The 1954 ruling broke ground for the 1975 federal law (now called IDEA, or Individuals with Disabilities Education Act) requiring access to a Free Appropriate Public Education (FAPE) for all children with disabilities. Until this law, many states had laws explicitly excluding children with disabilities from public education. More than three million children with disabilities attended school in segregated facilities, receiving abysmal instruction, while more than one million had no access to the public school system whatsoever and were housed at state institutions where they received shockingly poor to non-existent educational and rehabilitation services.
Many adults– many scholars even– are not well-versed in a history that we are inextricably linked to, whether we or someone we know is disabled, or whether we or they will be one day. Is it because people with disabilities were not seen as fit for public life or civic action for so long that their stories were not documented? Is it that it makes us comfortable to erase the parts of history we are most ashamed of?

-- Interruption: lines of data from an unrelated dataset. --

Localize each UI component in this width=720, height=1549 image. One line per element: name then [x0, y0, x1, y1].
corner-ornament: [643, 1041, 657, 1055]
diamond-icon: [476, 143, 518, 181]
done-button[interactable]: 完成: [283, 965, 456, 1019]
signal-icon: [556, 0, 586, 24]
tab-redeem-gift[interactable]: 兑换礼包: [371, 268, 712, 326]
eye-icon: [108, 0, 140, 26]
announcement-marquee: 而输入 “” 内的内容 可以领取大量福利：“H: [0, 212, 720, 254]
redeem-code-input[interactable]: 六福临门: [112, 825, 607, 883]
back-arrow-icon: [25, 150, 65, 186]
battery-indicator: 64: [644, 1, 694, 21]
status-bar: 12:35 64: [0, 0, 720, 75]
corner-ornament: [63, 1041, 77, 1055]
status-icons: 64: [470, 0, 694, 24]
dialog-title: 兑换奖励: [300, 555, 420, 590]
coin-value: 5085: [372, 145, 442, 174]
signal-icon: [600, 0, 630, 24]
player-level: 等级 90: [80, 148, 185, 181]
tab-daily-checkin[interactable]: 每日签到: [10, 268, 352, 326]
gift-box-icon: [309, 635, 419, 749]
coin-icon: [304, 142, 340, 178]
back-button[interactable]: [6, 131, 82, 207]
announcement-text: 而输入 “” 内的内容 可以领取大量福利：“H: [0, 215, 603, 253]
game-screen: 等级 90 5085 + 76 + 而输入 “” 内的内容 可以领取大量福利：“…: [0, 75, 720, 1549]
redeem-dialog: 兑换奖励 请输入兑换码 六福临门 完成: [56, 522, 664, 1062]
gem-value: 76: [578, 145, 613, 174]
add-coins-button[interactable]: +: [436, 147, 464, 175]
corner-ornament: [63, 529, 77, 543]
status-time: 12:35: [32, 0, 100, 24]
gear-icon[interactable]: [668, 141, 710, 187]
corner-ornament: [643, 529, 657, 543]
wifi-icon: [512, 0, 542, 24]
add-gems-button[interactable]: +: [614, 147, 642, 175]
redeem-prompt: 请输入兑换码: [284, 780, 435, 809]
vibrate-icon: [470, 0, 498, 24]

US history is largely taught as the story of independent and rugged individualists who labor through blood, sweat, and tears, toward success and label themselves “self-made.” But the reality is we are all interconnected. As Kim E. Nielsen writes in the introduction of her book A Disability History of the United States:
“In real life… just as in real democracy, all of us are dependent on others. All of us contribute to and benefit from the care of others– as taxpayers, as recipients of public education, as the children of parents, as those who use public roads and transportation, as beneficiaries of publicly funded medical research, as those who do not participate in wage work in various life stages, and on and on… Dependency is not bad– indeed it is at the heart of both the human and American experience. It is what makes a community and a democracy.”
Maybe we weren’t explicitly taught the history of disability– it hasn’t been a popular narrative– but it is our history, and collectively, we can and should gain a better understanding of this past, and teach it to our children.